Balkans struggles with growing backlog of migrants
The Balkans faced a growing backlog of migrants on Monday, thousands building up on cold, wet borders after the closure of Hungary’s southern frontier diverted them to Slovenia.
In desperate scenes, several thousand people, many of them Syrians fleeing war, spent the night on the muddy ground of no-man’s land between Serbia and European Union-member Croatia. "Open the gate, open the gate!" they chanted, held back by lines of Croatian police.
In Croatia, about 1,800 people were halted on a train short of the Slovenian border, where Slovenian police barred access with an improvised fence. They disembarked and walked along the tracks, wrapped in raincoats or plastic sheeting against the rain. Around 150, mainly families with children, were allowed to cross the frontier, the rest spent the night in the open, warming themselves around open fires.
After Hungary closed its border with Croatia to migrants on Friday, the unrelenting flow — en-route to Austria and Germany, the favoured destination — has been diverted to Slovenia.
But Slovenia, a country of two million people, has imposed a daily limit of around 2,500, saying it will only take in as many as can exit into Austria, forcing Croatia too to ration entry from Serbia with its own refugee camps full to capacity.
Upwards of 5,000 people are flowing across Balkan borders daily, from Greece into Macedonia and Serbia, both poor former Yugoslav republics with barely the capacity to cope.
"We don’t have any more raincoats," said Dr Ramiz Momeni, director of the UK-based Humanitas Charity, helping out on the Serbia-Croatia border.
"There’s a bottleneck of people that can’t get anywhere so they have to stay here in the rain. Some of these people have been here under sheets for 12 hours. Of course, they’re going to get sick."

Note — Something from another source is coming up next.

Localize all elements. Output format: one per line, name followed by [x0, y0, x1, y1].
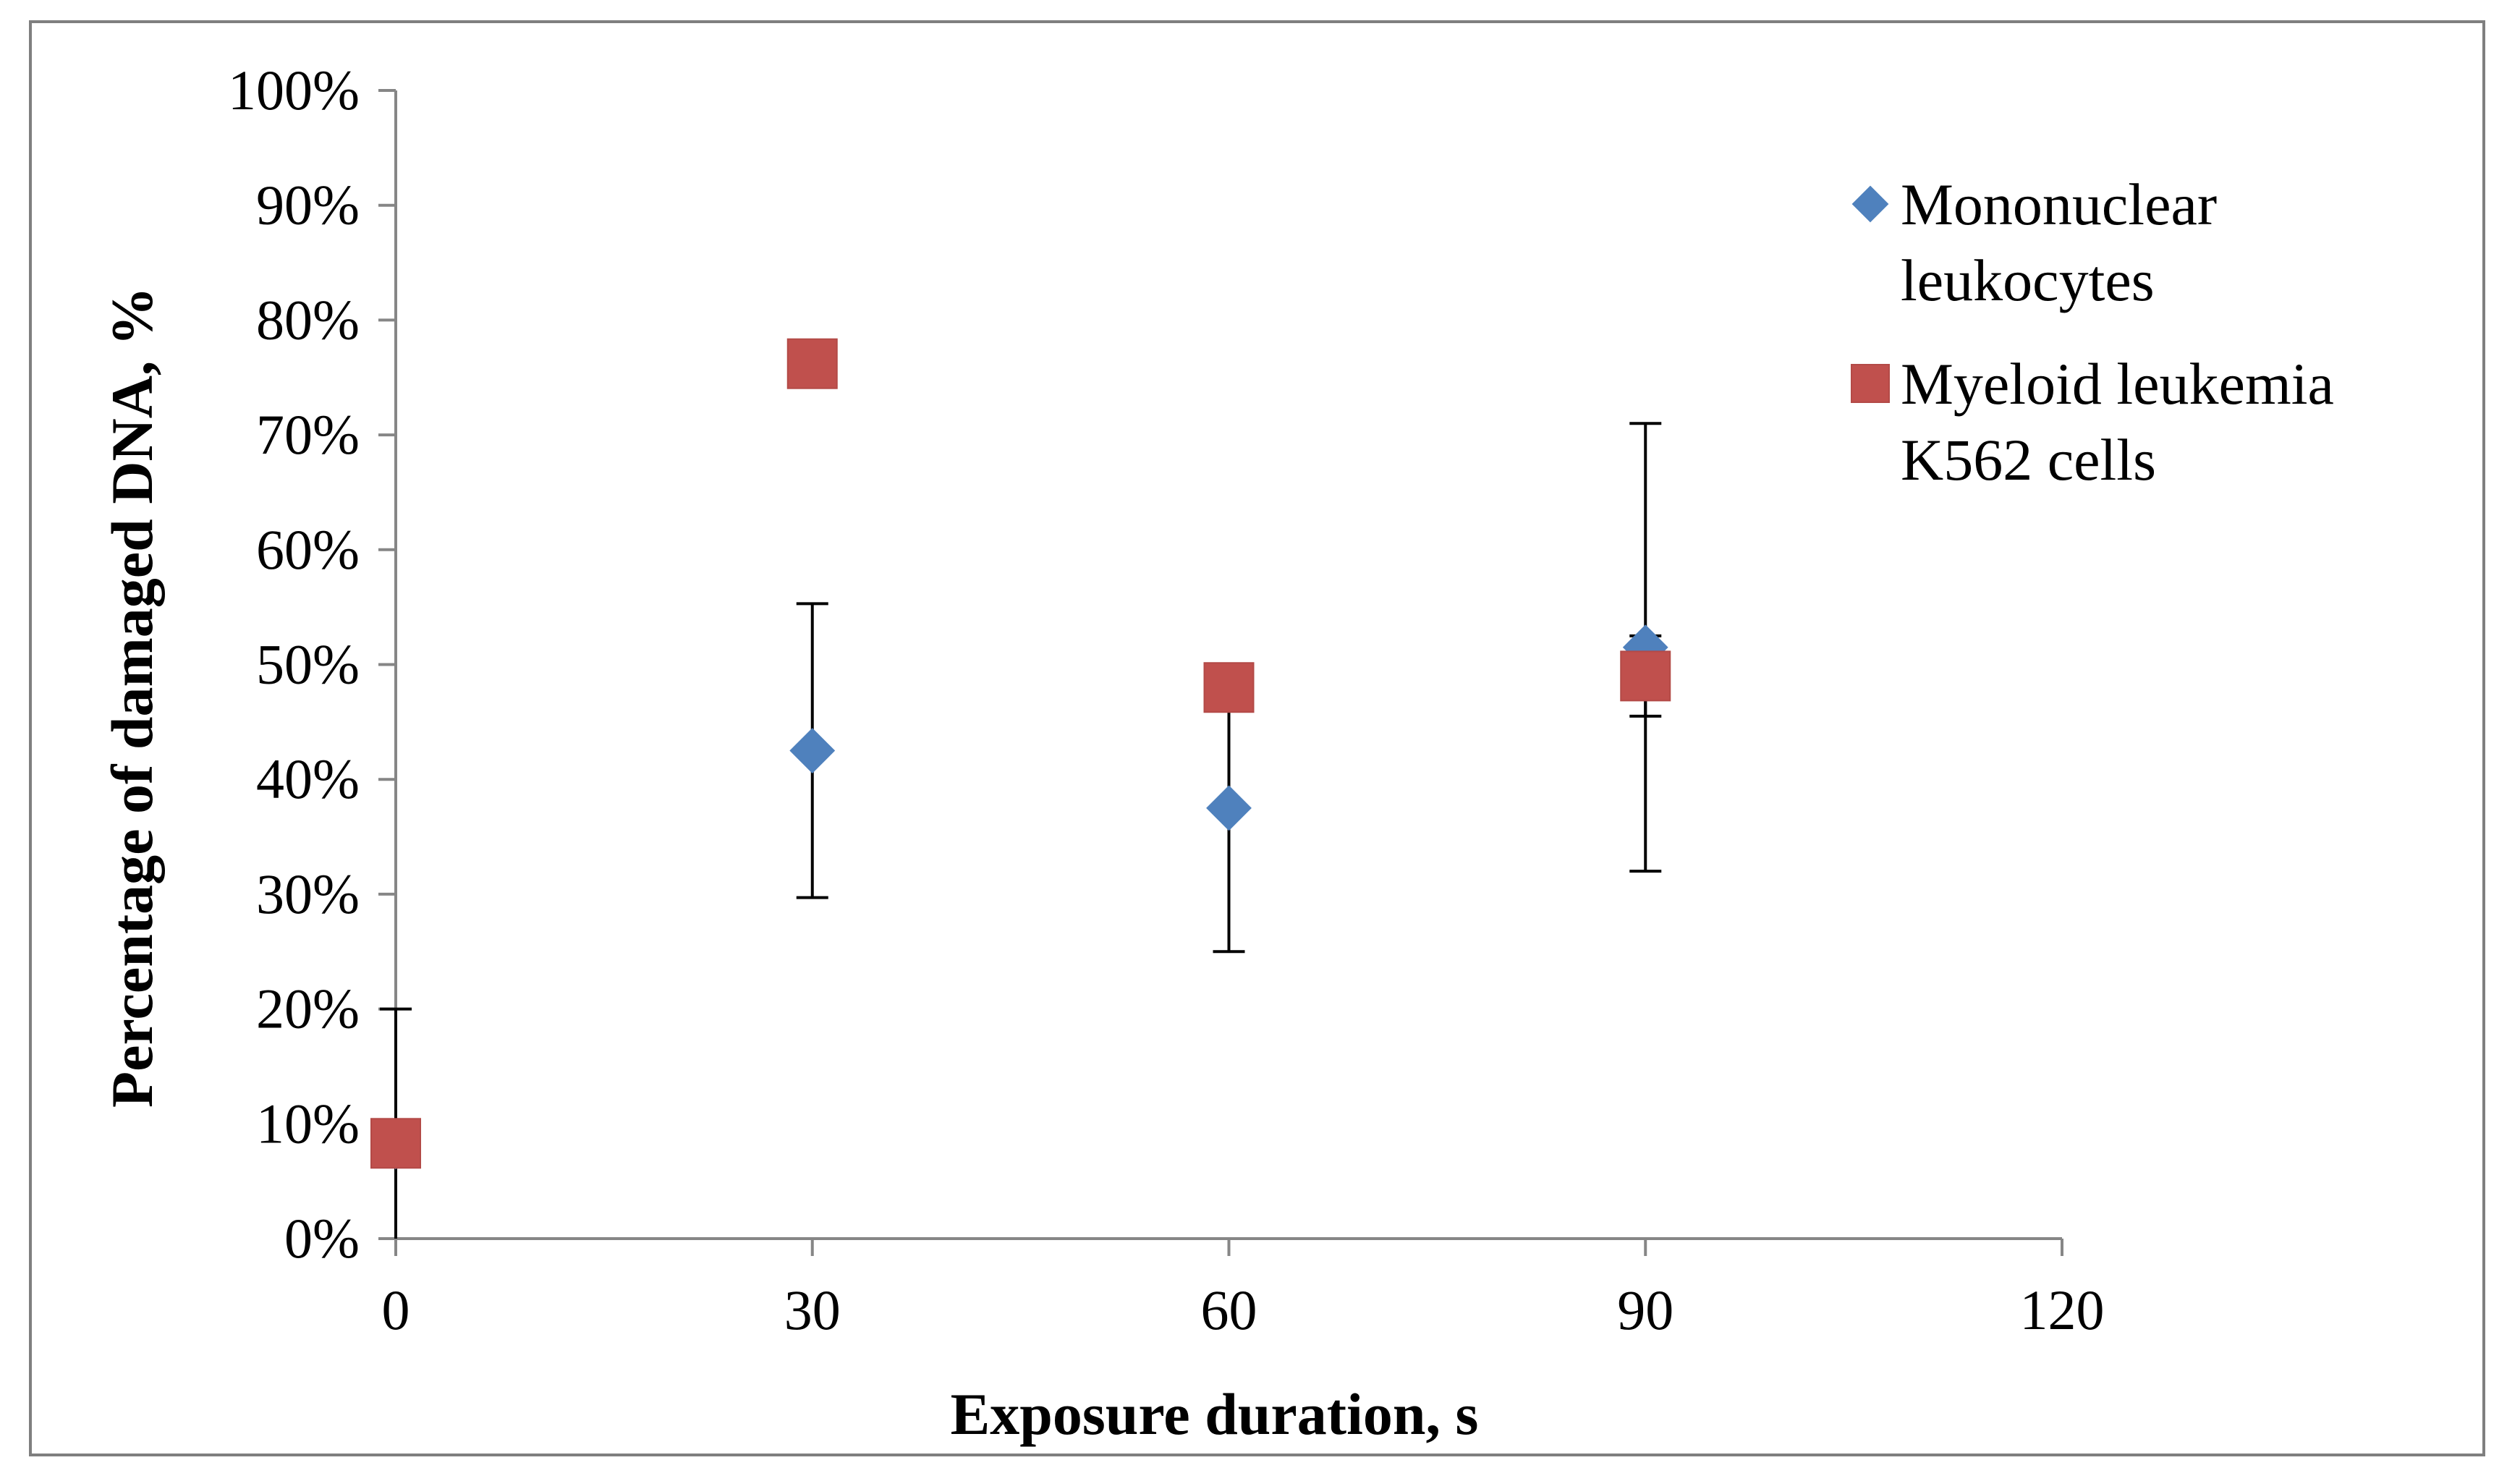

Slovenia said Austria was accepting a maximum of 1,500, far fewer than were previously entering from Hungary, but a spokesman for the Austrian Interior Ministry denied Vienna had set any limit.
"People were fighting last night for a tent; we were sitting under blankets and we are now wet and cold," said an Iraqi man called Idris, waiting in the rain to enter Croatia from Serbia.
The arrival of hundreds of thousands of refugees this year to Europe’s shores, fleeing war and poverty in the Middle East, Africa and Asia by boat across the Mediterranean and Aegean, has exposed deep divisions in the EU.
Hungary’s right-wing government says the mainly Muslim migrants pose a threat to Europe’s prosperity, security and "Christian values", and has sealed its borders with Serbia and Croatia with a steel fence and new laws that rights groups say deny refugees their right to seek protection.
The EU has agreed a plan, resisted by Hungary and several other ex-Communist members of the bloc, to share out 120,000 refugees among its members. It is also courting Turkey with the promise of money, easier EU travel for Turks and "re-energised" accession talks if Ankara tries to stem the flow of migrants across its territory.